Theatrical and musical venues include the Spreckels Organ Pavilion, featuring one of the world's largest outdoor pipe organs; the Old Globe Theatre complex, which includes a replica of Shakespeare's Globe Theatre as well as an outdoor stage and a theatre in the round; and the Starlight Bowl – an outdoor amphitheatre. The Casa Del Prado Theater is the home of San Diego Junior Theatre, the country's oldest children's theatre program. The House of Pacific Relations International Cottages collected on El Prado offer free entertainment shows.
The Botanical Building was the largest wood lath structure in the world when it was built in 1915 for the Panama-California Exposition. It contains large specimen palms and other plants and sits next to a long reflecting pool on the El Prado side.
The park was first called City Park when it opened in 1868, but was renamed to Balboa Park after Vasco Núñez de Balboa for the 1915 Panama-California Exposition. In 1892 Kate Sessions offered to plant 100 trees a year in exchange of 32 acres of land to be used for her nursery. Many of the trees and plants that she originally planted are still in the park today.
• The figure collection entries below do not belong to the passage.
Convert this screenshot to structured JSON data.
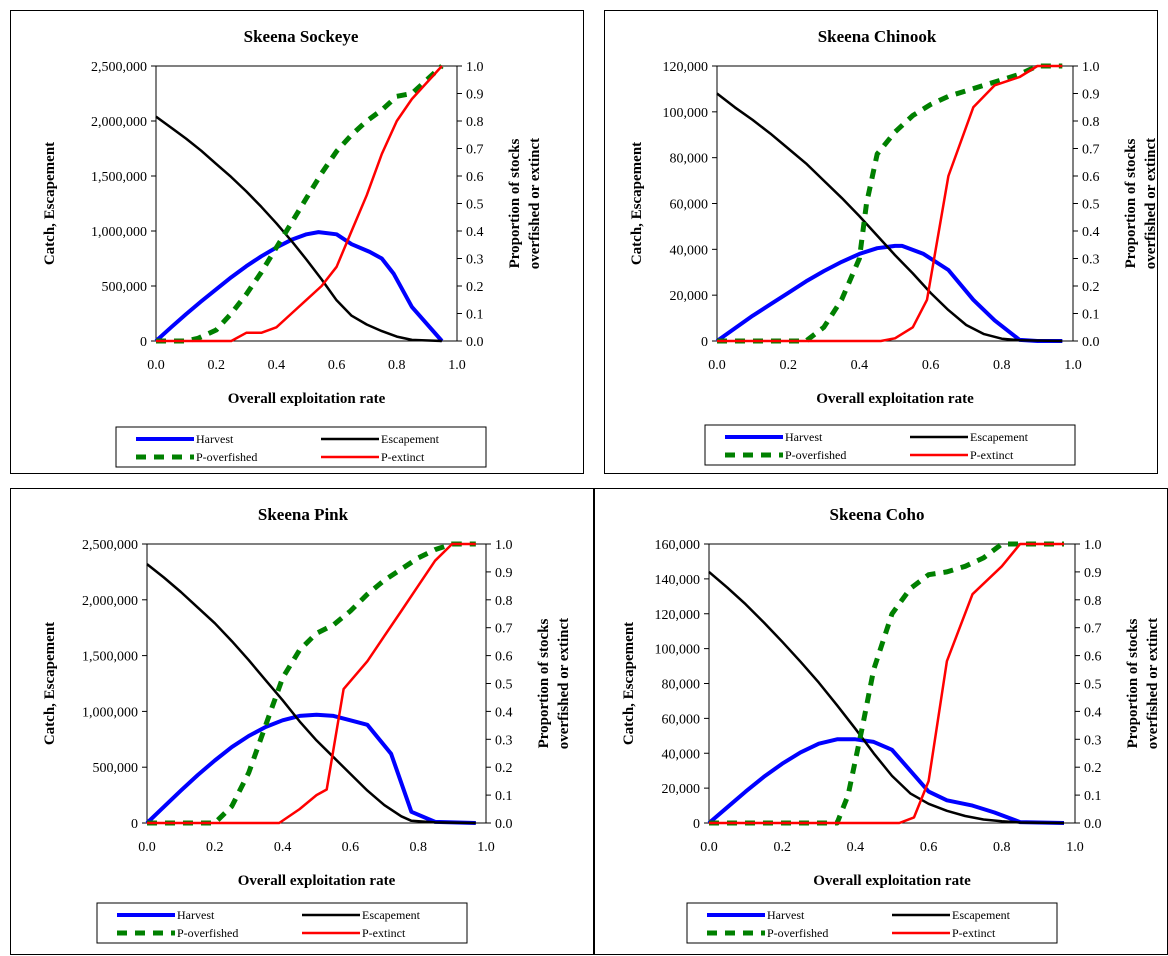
{
  "chart_data": [
    {
      "type": "line",
      "title": "Skeena Sockeye",
      "xlabel": "Overall exploitation rate",
      "ylabel": "Catch, Escapement",
      "y2label": [
        "Proportion of stocks",
        "overfished or extinct"
      ],
      "xlim": [
        0.0,
        1.0
      ],
      "ylim": [
        0,
        2500000
      ],
      "y2lim": [
        0.0,
        1.0
      ],
      "xticks": [
        "0.0",
        "0.2",
        "0.4",
        "0.6",
        "0.8",
        "1.0"
      ],
      "yticks": [
        "0",
        "500,000",
        "1,000,000",
        "1,500,000",
        "2,000,000",
        "2,500,000"
      ],
      "y2ticks": [
        "0.0",
        "0.1",
        "0.2",
        "0.3",
        "0.4",
        "0.5",
        "0.6",
        "0.7",
        "0.8",
        "0.9",
        "1.0"
      ],
      "legend": [
        "Harvest",
        "Escapement",
        "P-overfished",
        "P-extinct"
      ],
      "series": [
        {
          "name": "Harvest",
          "axis": "left",
          "color": "#0000ff",
          "x": [
            0.0,
            0.05,
            0.1,
            0.15,
            0.2,
            0.25,
            0.3,
            0.35,
            0.4,
            0.45,
            0.5,
            0.54,
            0.6,
            0.65,
            0.71,
            0.75,
            0.79,
            0.85,
            0.95
          ],
          "y": [
            0,
            125000,
            245000,
            360000,
            470000,
            580000,
            680000,
            770000,
            850000,
            920000,
            970000,
            990000,
            970000,
            880000,
            810000,
            750000,
            610000,
            310000,
            0
          ]
        },
        {
          "name": "Escapement",
          "axis": "left",
          "color": "#000000",
          "x": [
            0.0,
            0.05,
            0.1,
            0.15,
            0.2,
            0.25,
            0.3,
            0.35,
            0.4,
            0.45,
            0.5,
            0.55,
            0.6,
            0.65,
            0.7,
            0.75,
            0.8,
            0.85,
            0.95
          ],
          "y": [
            2040000,
            1940000,
            1840000,
            1730000,
            1610000,
            1490000,
            1360000,
            1220000,
            1070000,
            910000,
            740000,
            560000,
            370000,
            230000,
            150000,
            90000,
            40000,
            10000,
            0
          ]
        },
        {
          "name": "P-overfished",
          "axis": "right",
          "color": "#008000",
          "dash": true,
          "x": [
            0.0,
            0.1,
            0.14,
            0.2,
            0.25,
            0.3,
            0.35,
            0.4,
            0.45,
            0.5,
            0.55,
            0.6,
            0.65,
            0.7,
            0.75,
            0.8,
            0.85,
            0.95
          ],
          "y": [
            0.0,
            0.0,
            0.01,
            0.04,
            0.1,
            0.17,
            0.25,
            0.34,
            0.43,
            0.52,
            0.61,
            0.69,
            0.75,
            0.8,
            0.84,
            0.89,
            0.9,
            1.0
          ]
        },
        {
          "name": "P-extinct",
          "axis": "right",
          "color": "#ff0000",
          "x": [
            0.0,
            0.25,
            0.3,
            0.35,
            0.4,
            0.45,
            0.5,
            0.55,
            0.6,
            0.65,
            0.7,
            0.75,
            0.8,
            0.85,
            0.95
          ],
          "y": [
            0.0,
            0.0,
            0.03,
            0.03,
            0.05,
            0.1,
            0.15,
            0.2,
            0.27,
            0.4,
            0.53,
            0.68,
            0.8,
            0.88,
            1.0
          ]
        }
      ]
    },
    {
      "type": "line",
      "title": "Skeena Chinook",
      "xlabel": "Overall exploitation rate",
      "ylabel": "Catch, Escapement",
      "y2label": [
        "Proportion of stocks",
        "overfished or extinct"
      ],
      "xlim": [
        0.0,
        1.0
      ],
      "ylim": [
        0,
        120000
      ],
      "y2lim": [
        0.0,
        1.0
      ],
      "xticks": [
        "0.0",
        "0.2",
        "0.4",
        "0.6",
        "0.8",
        "1.0"
      ],
      "yticks": [
        "0",
        "20,000",
        "40,000",
        "60,000",
        "80,000",
        "100,000",
        "120,000"
      ],
      "y2ticks": [
        "0.0",
        "0.1",
        "0.2",
        "0.3",
        "0.4",
        "0.5",
        "0.6",
        "0.7",
        "0.8",
        "0.9",
        "1.0"
      ],
      "legend": [
        "Harvest",
        "Escapement",
        "P-overfished",
        "P-extinct"
      ],
      "series": [
        {
          "name": "Harvest",
          "axis": "left",
          "color": "#0000ff",
          "x": [
            0.0,
            0.05,
            0.1,
            0.15,
            0.2,
            0.25,
            0.3,
            0.35,
            0.4,
            0.45,
            0.5,
            0.52,
            0.58,
            0.65,
            0.72,
            0.78,
            0.85,
            0.9,
            0.97
          ],
          "y": [
            0,
            5500,
            11000,
            16000,
            21000,
            26000,
            30500,
            34500,
            38000,
            40500,
            41500,
            41500,
            38000,
            31000,
            18000,
            9000,
            500,
            0,
            0
          ]
        },
        {
          "name": "Escapement",
          "axis": "left",
          "color": "#000000",
          "x": [
            0.0,
            0.05,
            0.1,
            0.15,
            0.2,
            0.25,
            0.3,
            0.35,
            0.4,
            0.45,
            0.5,
            0.55,
            0.6,
            0.65,
            0.7,
            0.75,
            0.8,
            0.85,
            0.97
          ],
          "y": [
            108000,
            102000,
            96500,
            90500,
            84000,
            77500,
            70000,
            62500,
            54500,
            46000,
            37500,
            29500,
            21000,
            13500,
            7000,
            3000,
            1000,
            300,
            0
          ]
        },
        {
          "name": "P-overfished",
          "axis": "right",
          "color": "#008000",
          "dash": true,
          "x": [
            0.0,
            0.25,
            0.3,
            0.35,
            0.4,
            0.42,
            0.45,
            0.5,
            0.55,
            0.6,
            0.65,
            0.7,
            0.75,
            0.8,
            0.85,
            0.9,
            0.97
          ],
          "y": [
            0.0,
            0.0,
            0.05,
            0.15,
            0.3,
            0.5,
            0.68,
            0.76,
            0.82,
            0.86,
            0.89,
            0.91,
            0.93,
            0.95,
            0.97,
            1.0,
            1.0
          ]
        },
        {
          "name": "P-extinct",
          "axis": "right",
          "color": "#ff0000",
          "x": [
            0.0,
            0.46,
            0.5,
            0.55,
            0.59,
            0.65,
            0.72,
            0.78,
            0.85,
            0.9,
            0.97
          ],
          "y": [
            0.0,
            0.0,
            0.01,
            0.05,
            0.15,
            0.6,
            0.85,
            0.93,
            0.96,
            1.0,
            1.0
          ]
        }
      ]
    },
    {
      "type": "line",
      "title": "Skeena Pink",
      "xlabel": "Overall exploitation rate",
      "ylabel": "Catch, Escapement",
      "y2label": [
        "Proportion of stocks",
        "overfished or extinct"
      ],
      "xlim": [
        0.0,
        1.0
      ],
      "ylim": [
        0,
        2500000
      ],
      "y2lim": [
        0.0,
        1.0
      ],
      "xticks": [
        "0.0",
        "0.2",
        "0.4",
        "0.6",
        "0.8",
        "1.0"
      ],
      "yticks": [
        "0",
        "500,000",
        "1,000,000",
        "1,500,000",
        "2,000,000",
        "2,500,000"
      ],
      "y2ticks": [
        "0.0",
        "0.1",
        "0.2",
        "0.3",
        "0.4",
        "0.5",
        "0.6",
        "0.7",
        "0.8",
        "0.9",
        "1.0"
      ],
      "legend": [
        "Harvest",
        "Escapement",
        "P-overfished",
        "P-extinct"
      ],
      "series": [
        {
          "name": "Harvest",
          "axis": "left",
          "color": "#0000ff",
          "x": [
            0.0,
            0.05,
            0.1,
            0.15,
            0.2,
            0.25,
            0.3,
            0.35,
            0.4,
            0.45,
            0.5,
            0.55,
            0.6,
            0.65,
            0.72,
            0.78,
            0.85,
            0.97
          ],
          "y": [
            0,
            145000,
            290000,
            430000,
            560000,
            680000,
            780000,
            860000,
            920000,
            960000,
            970000,
            960000,
            920000,
            880000,
            620000,
            100000,
            10000,
            0
          ]
        },
        {
          "name": "Escapement",
          "axis": "left",
          "color": "#000000",
          "x": [
            0.0,
            0.05,
            0.1,
            0.15,
            0.2,
            0.25,
            0.3,
            0.35,
            0.4,
            0.45,
            0.5,
            0.55,
            0.6,
            0.65,
            0.7,
            0.75,
            0.78,
            0.85,
            0.97
          ],
          "y": [
            2320000,
            2200000,
            2070000,
            1930000,
            1790000,
            1630000,
            1460000,
            1280000,
            1100000,
            910000,
            740000,
            590000,
            440000,
            290000,
            160000,
            60000,
            20000,
            5000,
            0
          ]
        },
        {
          "name": "P-overfished",
          "axis": "right",
          "color": "#008000",
          "dash": true,
          "x": [
            0.0,
            0.2,
            0.25,
            0.3,
            0.35,
            0.4,
            0.45,
            0.5,
            0.55,
            0.6,
            0.65,
            0.7,
            0.75,
            0.8,
            0.85,
            0.9,
            0.97
          ],
          "y": [
            0.0,
            0.0,
            0.06,
            0.18,
            0.35,
            0.52,
            0.62,
            0.68,
            0.71,
            0.76,
            0.82,
            0.87,
            0.91,
            0.95,
            0.98,
            1.0,
            1.0
          ]
        },
        {
          "name": "P-extinct",
          "axis": "right",
          "color": "#ff0000",
          "x": [
            0.0,
            0.39,
            0.45,
            0.5,
            0.53,
            0.58,
            0.65,
            0.7,
            0.75,
            0.8,
            0.85,
            0.9,
            0.97
          ],
          "y": [
            0.0,
            0.0,
            0.05,
            0.1,
            0.12,
            0.48,
            0.58,
            0.67,
            0.76,
            0.85,
            0.94,
            1.0,
            1.0
          ]
        }
      ]
    },
    {
      "type": "line",
      "title": "Skeena Coho",
      "xlabel": "Overall exploitation rate",
      "ylabel": "Catch, Escapement",
      "y2label": [
        "Proportion of stocks",
        "overfished or extinct"
      ],
      "xlim": [
        0.0,
        1.0
      ],
      "ylim": [
        0,
        160000
      ],
      "y2lim": [
        0.0,
        1.0
      ],
      "xticks": [
        "0.0",
        "0.2",
        "0.4",
        "0.6",
        "0.8",
        "1.0"
      ],
      "yticks": [
        "0",
        "20,000",
        "40,000",
        "60,000",
        "80,000",
        "100,000",
        "120,000",
        "140,000",
        "160,000"
      ],
      "y2ticks": [
        "0.0",
        "0.1",
        "0.2",
        "0.3",
        "0.4",
        "0.5",
        "0.6",
        "0.7",
        "0.8",
        "0.9",
        "1.0"
      ],
      "legend": [
        "Harvest",
        "Escapement",
        "P-overfished",
        "P-extinct"
      ],
      "series": [
        {
          "name": "Harvest",
          "axis": "left",
          "color": "#0000ff",
          "x": [
            0.0,
            0.05,
            0.1,
            0.15,
            0.2,
            0.25,
            0.3,
            0.35,
            0.4,
            0.45,
            0.5,
            0.55,
            0.6,
            0.65,
            0.72,
            0.78,
            0.85,
            0.97
          ],
          "y": [
            0,
            9000,
            18000,
            26500,
            34000,
            40500,
            45500,
            48000,
            48000,
            46500,
            42000,
            30000,
            18000,
            13000,
            10000,
            6000,
            500,
            0
          ]
        },
        {
          "name": "Escapement",
          "axis": "left",
          "color": "#000000",
          "x": [
            0.0,
            0.05,
            0.1,
            0.15,
            0.2,
            0.25,
            0.3,
            0.35,
            0.4,
            0.45,
            0.5,
            0.55,
            0.6,
            0.65,
            0.7,
            0.75,
            0.8,
            0.85,
            0.97
          ],
          "y": [
            144000,
            135000,
            125500,
            115000,
            104000,
            92500,
            80500,
            67500,
            54000,
            40000,
            27000,
            17000,
            11000,
            7000,
            4000,
            2000,
            1000,
            300,
            0
          ]
        },
        {
          "name": "P-overfished",
          "axis": "right",
          "color": "#008000",
          "dash": true,
          "x": [
            0.0,
            0.35,
            0.38,
            0.42,
            0.45,
            0.5,
            0.55,
            0.6,
            0.65,
            0.7,
            0.75,
            0.8,
            0.85,
            0.97
          ],
          "y": [
            0.0,
            0.0,
            0.1,
            0.35,
            0.55,
            0.75,
            0.84,
            0.89,
            0.9,
            0.92,
            0.95,
            1.0,
            1.0,
            1.0
          ]
        },
        {
          "name": "P-extinct",
          "axis": "right",
          "color": "#ff0000",
          "x": [
            0.0,
            0.52,
            0.56,
            0.6,
            0.65,
            0.72,
            0.8,
            0.85,
            0.97
          ],
          "y": [
            0.0,
            0.0,
            0.02,
            0.15,
            0.58,
            0.82,
            0.92,
            1.0,
            1.0
          ]
        }
      ]
    }
  ]
}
The 1915-16 Panama-California Exposition commemorated the opening of the Panama Canal and provided a major impetus for the creation of the Park as it appears today —the first of two Expositions that created many 1915 Exposition Poster of the cultural institutions as well as the stunning architecture in the Park. Most of the arts organizations along Balboa Park's famous El Prado pedestrian walkway are housed in Spanish-Renaissance style buildings constructed for the 1915 Exposition. It was one of the first times that this highly ornamented, flamboyant architectural style had ever been used in the United States.